The answer seems to be obvious – however, it is anything but. If the rule of law is understood as faithful, strict compliance by the authorities with the language of all the statutes in force, then the call for compliance with the rule of law equals a recipe for paralysis. It is how a Sisyphean democracy was supposed to work, as envisioned by the populist predecessors. On the other hand, disregarding the legal provisions in force subjects the democratic government to the predictable accusation, both by local rule-of-law NGOs and the international community (in Europe, the Venice Commission in particular), that their successors are simply replicating the infamous practices of the populists, except this time against them.
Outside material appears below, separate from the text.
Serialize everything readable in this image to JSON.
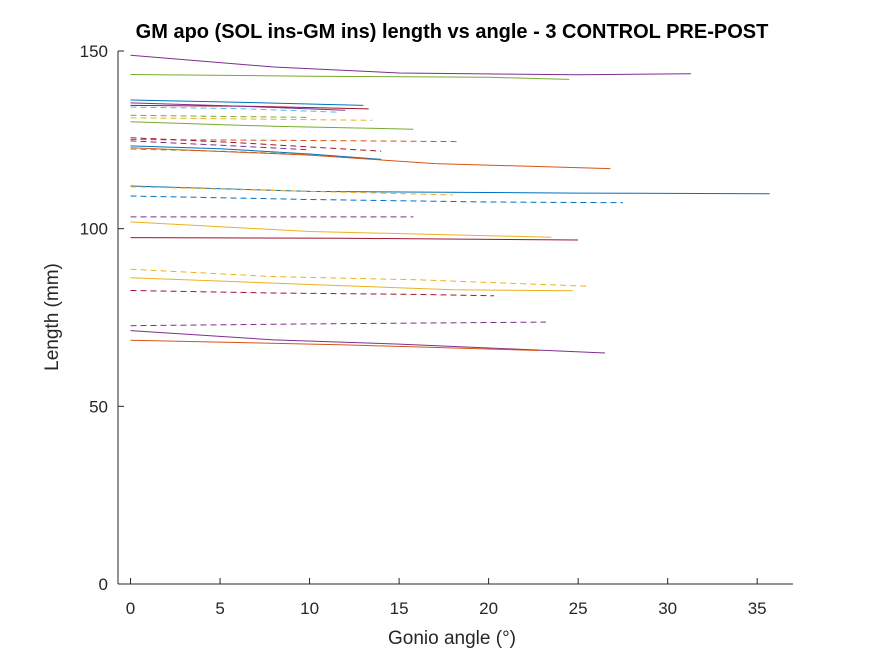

Poland is currently grappling with this issue. The essay concludes:
How Polish democrats will handle the dilemma just outlined, against all odds, is likely to carry important lessons for democratic forces engaged (today and in the future) in post-populist transitions elsewhere in the world.
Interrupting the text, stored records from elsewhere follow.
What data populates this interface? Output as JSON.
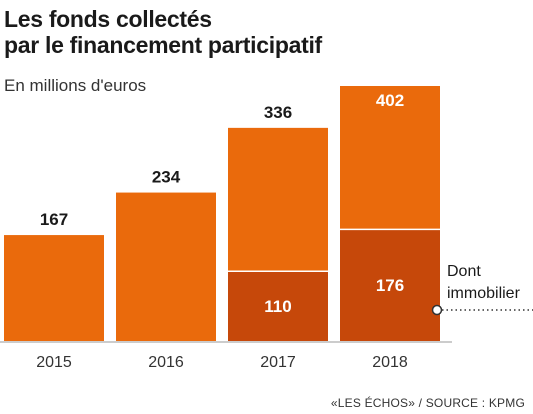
{
  "title_line1": "Les fonds collectés",
  "title_line2": "par le financement participatif",
  "subtitle": "En millions d'euros",
  "footer": "«LES ÉCHOS» / SOURCE : KPMG",
  "colors": {
    "total": "#ea6a0c",
    "immobilier": "#c6480a",
    "axis": "#999999",
    "label_dark": "#1a1a1a",
    "label_light": "#ffffff"
  },
  "chart_data": {
    "type": "bar",
    "categories": [
      "2015",
      "2016",
      "2017",
      "2018"
    ],
    "series": [
      {
        "values": [
          167,
          234,
          336,
          402
        ]
      },
      {
        "name": "Dont immobilier",
        "values": [
          null,
          null,
          110,
          176
        ]
      }
    ],
    "annotation": [
      "Dont",
      "immobilier"
    ],
    "ylim": [
      0,
      430
    ]
  }
}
Wall Street Journal editorial. It begins: “Is a basic understanding of the First Amendment too much to expect from the nation’s Attorney General?”
The Wall Street Journal reports. The article points out that Trump has already endorsed Secretary of State Brad Raffensperger’s opponent for the Republican nomination, Lt. Gov. Burt Jones. The state AG, Chris Carr, is also in the race for the GOP nomination. Georgia law requires a runoff in the GOP primary if no candidate initially wins a majority of the vote.
POLITICO has a story that is mostly about Bondi but what it says about Trump struck me as most significant. It begins with Bondi:
“Attorney General Pam Bondi on Tuesday appeared to walk back comments promising to target broadly defined “hate speech” following the killing of conservative influencer Charlie Kirk, after facing significant backlash from both conservative and liberal circles over her threat to curb free speech.”
But this is what it says about Trump:
“Asked by reporters about the attorney general’s remarks Tuesday, Trump returned to a suggestion he has previously floated — that members of the media should be targeted for their coverage of his administration — which he claimed was ‘hate.’”
“’We’ll probably go after people like you because you treat me so unfairly, it’s hate. You have a lot of hate in your heart,’ Trump said, responding to a question from ABC’s Jonathan Karl.”